思わぬジョーカーになりそうなカンテ
ジルーがカメルーン戦とスコットランド戦で計3得点をマークして自信を得たことも大きい。所属するアーセナルではたびたび批判の対象となり、一部のコアなベンゼマファンからは、「ジルーではエースは務まらない」という声もあがっていた。
現チームの攻撃陣には実質的な「主砲」はいないが、トップでプレーする彼は得点をあげる重責を常に感じながらプレーしている。その彼がこの直前の試合で連続得点というのは、チームにとっても朗報だ。

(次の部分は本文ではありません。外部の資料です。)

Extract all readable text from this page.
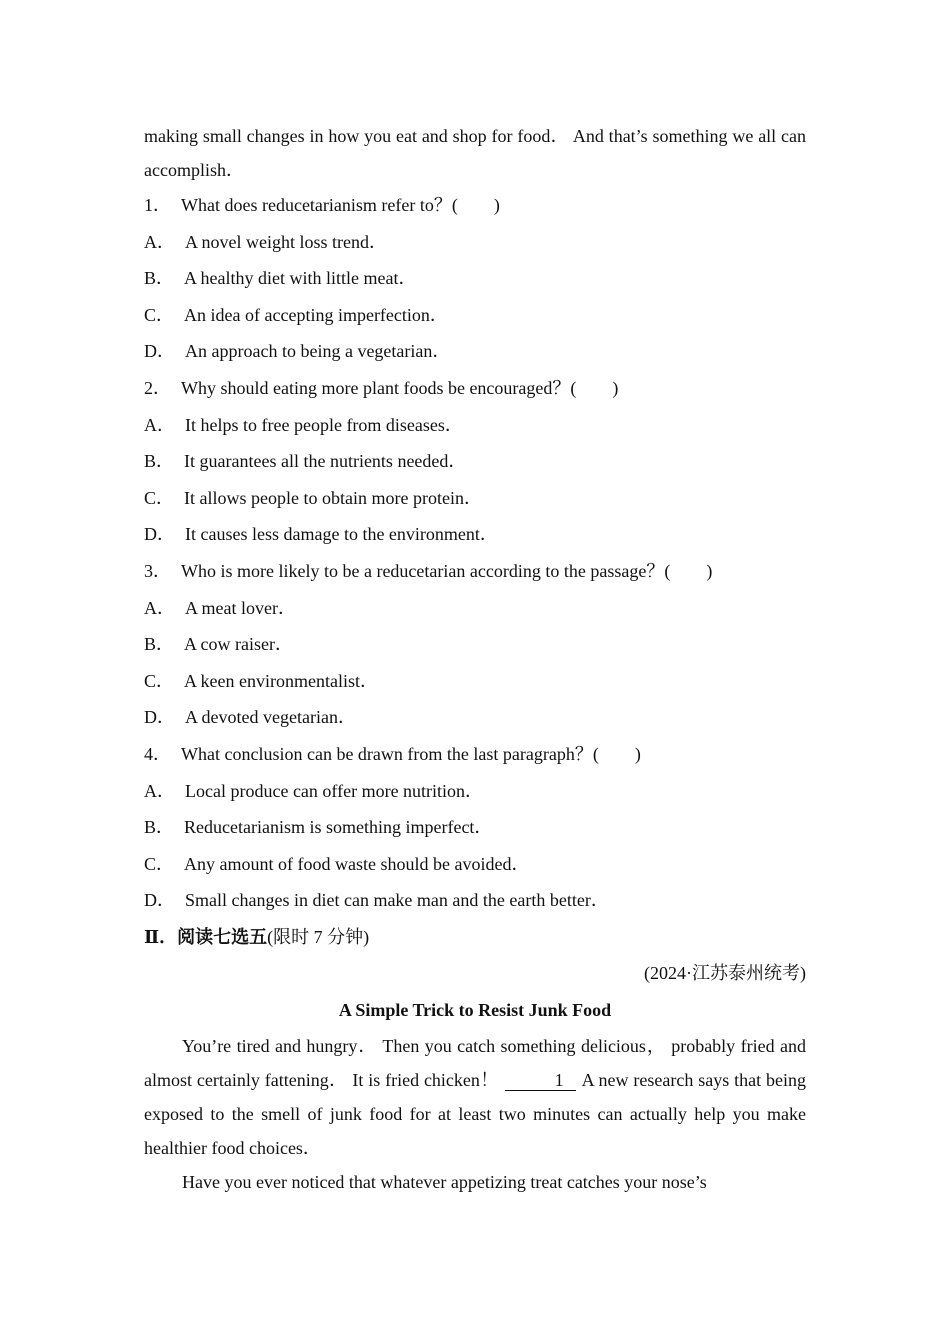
making small changes in how you eat and shop for food． And that’s something we all can accomplish．

1． What does reducetarianism refer to？( )
A． A novel weight loss trend．
B． A healthy diet with little meat．
C． An idea of accepting imperfection．
D． An approach to being a vegetarian．
2． Why should eating more plant foods be encouraged？( )
A． It helps to free people from diseases．
B． It guarantees all the nutrients needed．
C． It allows people to obtain more protein．
D． It causes less damage to the environment．
3． Who is more likely to be a reducetarian according to the passage？( )
A． A meat lover．
B． A cow raiser．
C． A keen environmentalist．
D． A devoted vegetarian．
4． What conclusion can be drawn from the last paragraph？( )
A． Local produce can offer more nutrition．
B． Reducetarianism is something imperfect．
C． Any amount of food waste should be avoided．
D． Small changes in diet can make man and the earth better．
Ⅱ．阅读七选五(限时 7 分钟)
(2024·江苏泰州统考)
A Simple Trick to Resist Junk Food

You’re tired and hungry． Then you catch something delicious， probably fried and almost certainly fattening． It is fried chicken！	1 A new research says that being exposed to the smell of junk food for at least two minutes can actually help you make healthier food choices．

Have you ever noticed that whatever appetizing treat catches your nose’s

そしてCL決勝でPKを外し、敗戦の失意を味わったグリーズマンも、その悔しさをEURO で晴らすべく奮闘すれば、レ・ブルーのオフェンスは本戦でも相当活気あるものになる。
そんな中、思わぬジョーカーとなりそうな存在がカンテだ。ディアラの離脱で中盤の底を任されるのは、デシャン監督のチームで長らくレギュラーの座をキープしてきたキャバイエではなく、おそらくカンテだ。
カメルーン戦の後半から出場したカンテは、プレーの手札の多さをまざまざと見せつけた。このポジションに与えられた、相手からボールを奪取してポグバやグリーズマンらプレーメイカーにさばく、という役割をこなすだけでなく、マッチアップした相手への的確なマーク、空いたスペースに敵の虚をつくような面白い動きでするりと入り込む絶妙なポジショニング、ときには前線まで上がってシュートチャンスにも絡むといった、アクセントになる動き。カンテがいるだけで、フランスの展開策はいくつも増える。